"ve dürüst" - Translation from Turkish to Arabic

    • وصادق
        
    • وصادقة
        
    • والصدق
        
    • وبصراحة
        
    • و بصراحة
        
    • وصريحة
        
    • صادقة و
        
    • وصادقا
        
    • وصادقين
        
    • و صادقة
        
    • والورع
        
    • والصادق
        
    • وبصراحه
        
    • وصدق
        
    • وصدقًا
        
    Aramızda açık ve dürüst bir diyalog olmasaydı, bu seçimler önümüzdeki dört yıl boyunca fil gibi aramıza girecekti. Kelime oyununu kasten yaptım. TED وبدون حوار مفتوح وصادق بيننا، كانت هذه الانتخابات ستكون المشكلة الواضحة طيلة السنوات الأربع القادمة، والتورية مقصودة.

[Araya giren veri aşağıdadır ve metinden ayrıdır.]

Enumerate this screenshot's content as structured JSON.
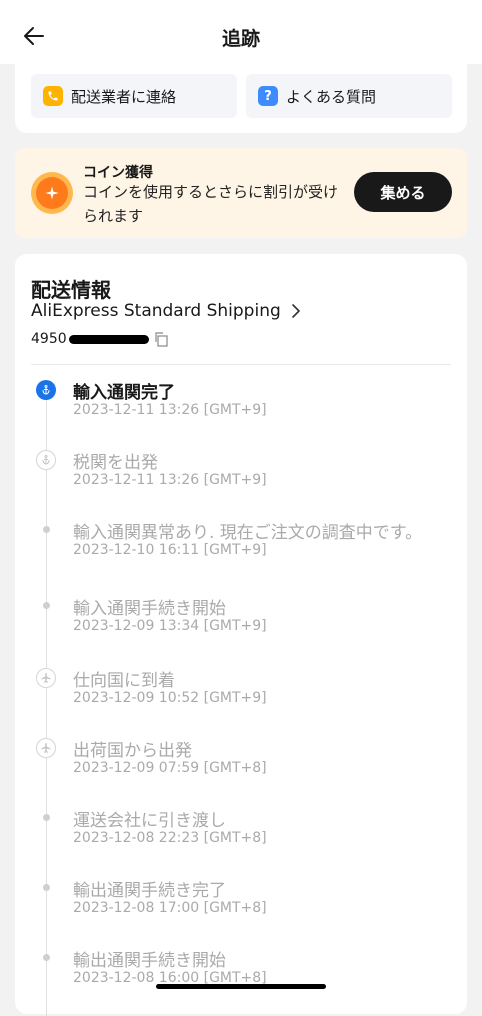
{
  "header": {
    "title": "追跡"
  },
  "contact": {
    "carrier_label": "配送業者に連絡",
    "faq_label": "よくある質問",
    "faq_icon_glyph": "?"
  },
  "coin": {
    "title": "コイン獲得",
    "description": "コインを使用するとさらに割引が受けられます",
    "button_label": "集める"
  },
  "shipping": {
    "title": "配送情報",
    "method": "AliExpress Standard Shipping",
    "tracking_prefix": "4950",
    "events": [
      {
        "title": "輸入通関完了",
        "time": "2023-12-11 13:26 [GMT+9]",
        "marker": "active"
      },
      {
        "title": "税関を出発",
        "time": "2023-12-11 13:26 [GMT+9]",
        "marker": "customs-icon"
      },
      {
        "title": "輸入通関異常あり. 現在ご注文の調査中です。",
        "time": "2023-12-10 16:11 [GMT+9]",
        "marker": "dot"
      },
      {
        "title": "輸入通関手続き開始",
        "time": "2023-12-09 13:34 [GMT+9]",
        "marker": "dot"
      },
      {
        "title": "仕向国に到着",
        "time": "2023-12-09 10:52 [GMT+9]",
        "marker": "plane-icon"
      },
      {
        "title": "出荷国から出発",
        "time": "2023-12-09 07:59 [GMT+8]",
        "marker": "plane-icon"
      },
      {
        "title": "運送会社に引き渡し",
        "time": "2023-12-08 22:23 [GMT+8]",
        "marker": "dot"
      },
      {
        "title": "輸出通関手続き完了",
        "time": "2023-12-08 17:00 [GMT+8]",
        "marker": "dot"
      },
      {
        "title": "輸出通関手続き開始",
        "time": "2023-12-08 16:00 [GMT+8]",
        "marker": "dot"
      }
    ]
  },
  "colors": {
    "active_blue": "#1a73e8",
    "phone_orange": "#ffb300",
    "faq_blue": "#3d8bfd",
    "coin_bg": "#fff5e6"
  }
}
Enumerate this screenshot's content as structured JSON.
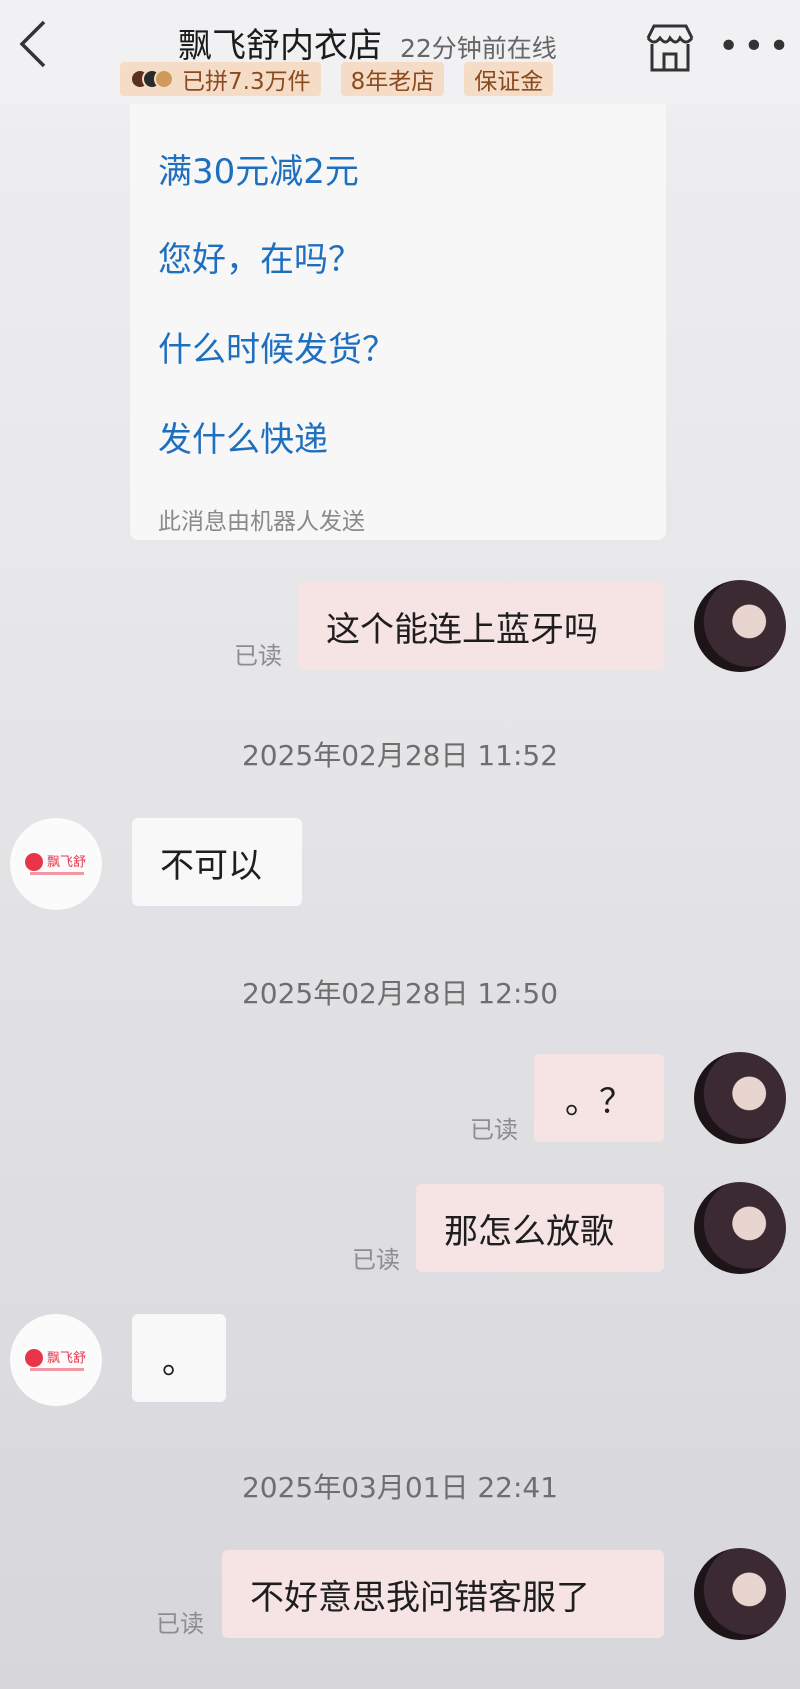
{
  "header": {
    "shop_name": "飘飞舒内衣店",
    "online_status": "22分钟前在线",
    "badges": {
      "sold": "已拼7.3万件",
      "years": "8年老店",
      "deposit": "保证金"
    },
    "icons": {
      "back": "chevron-left-icon",
      "store": "store-icon",
      "more": "more-dots-icon"
    }
  },
  "robot_card": {
    "questions": [
      "满30元减2元",
      "您好，在吗？",
      "什么时候发货？",
      "发什么快递"
    ],
    "note": "此消息由机器人发送"
  },
  "messages": {
    "m1": {
      "text": "这个能连上蓝牙吗",
      "status": "已读"
    },
    "t1": "2025年02月28日 11:52",
    "m2": {
      "text": "不可以"
    },
    "t2": "2025年02月28日 12:50",
    "m3": {
      "text": "。？",
      "status": "已读"
    },
    "m4": {
      "text": "那怎么放歌",
      "status": "已读"
    },
    "m5": {
      "text": "。"
    },
    "t3": "2025年03月01日 22:41",
    "m6": {
      "text": "不好意思我问错客服了",
      "status": "已读"
    }
  },
  "colors": {
    "link": "#1f6fbf",
    "badge_bg": "#f5dcc6",
    "mine_bubble": "#f6e4e4",
    "shop_logo": "#e8354a"
  }
}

    Yine de sık sık Rich'in Kathy'ye sunduğu gibi basit ve dürüst bir açıklama sunulduğunda bunu reddediyoruz. TED ولكن مرارًا وتكرارًا، عندما يتمُ تقديم شرح بسيط وصادق مثل الذي قدّمه ريتش لكاثي، نحنُ نرفضه.
    Evet, bu konuda çok açık sözlü ve dürüst olmuştun. Open Subtitles نعم، وقد كنتِ صريحة وصادقة حول الأمر في ذلك الوقت.

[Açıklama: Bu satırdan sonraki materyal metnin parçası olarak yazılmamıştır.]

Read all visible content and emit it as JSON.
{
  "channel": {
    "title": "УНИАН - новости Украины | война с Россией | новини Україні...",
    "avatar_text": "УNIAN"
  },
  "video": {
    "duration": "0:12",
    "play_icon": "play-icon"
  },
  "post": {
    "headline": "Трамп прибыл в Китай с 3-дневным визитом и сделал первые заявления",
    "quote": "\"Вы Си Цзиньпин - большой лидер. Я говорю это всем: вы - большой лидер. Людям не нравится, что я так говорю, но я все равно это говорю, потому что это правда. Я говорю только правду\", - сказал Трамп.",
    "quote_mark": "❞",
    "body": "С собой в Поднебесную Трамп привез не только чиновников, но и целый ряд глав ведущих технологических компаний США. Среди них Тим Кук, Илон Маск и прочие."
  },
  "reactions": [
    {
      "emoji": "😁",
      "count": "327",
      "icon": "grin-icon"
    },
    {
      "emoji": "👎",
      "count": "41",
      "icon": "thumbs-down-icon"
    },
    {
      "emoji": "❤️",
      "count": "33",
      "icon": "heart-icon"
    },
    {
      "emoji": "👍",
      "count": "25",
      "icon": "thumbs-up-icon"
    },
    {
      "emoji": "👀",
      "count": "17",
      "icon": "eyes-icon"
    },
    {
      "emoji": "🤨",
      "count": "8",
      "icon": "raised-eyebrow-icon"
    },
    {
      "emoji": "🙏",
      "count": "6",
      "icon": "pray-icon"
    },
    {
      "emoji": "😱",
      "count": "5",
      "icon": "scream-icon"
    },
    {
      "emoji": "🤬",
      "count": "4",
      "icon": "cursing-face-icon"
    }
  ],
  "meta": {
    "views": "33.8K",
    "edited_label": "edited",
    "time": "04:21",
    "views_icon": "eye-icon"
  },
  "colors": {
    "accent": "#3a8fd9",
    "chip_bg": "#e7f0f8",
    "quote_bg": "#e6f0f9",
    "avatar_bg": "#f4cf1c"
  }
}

    - Kendimi bu yola girdiğimde yolumun açık ve dürüst çalışmanın mümkün olduğunu düşündüğüm zamanlardaki gibi mutlu hissediyorum. Open Subtitles كما فعلت عندما بدأت و أعتقدت أن طريق المستقبل حيث الطهارة والصدق ممكن
    ve dürüst olmak gerekirse, bence buna denememelisiniz bile. Open Subtitles وبصراحة تامة, أنا لا أعتقد أن عليك ان تحاول حتى.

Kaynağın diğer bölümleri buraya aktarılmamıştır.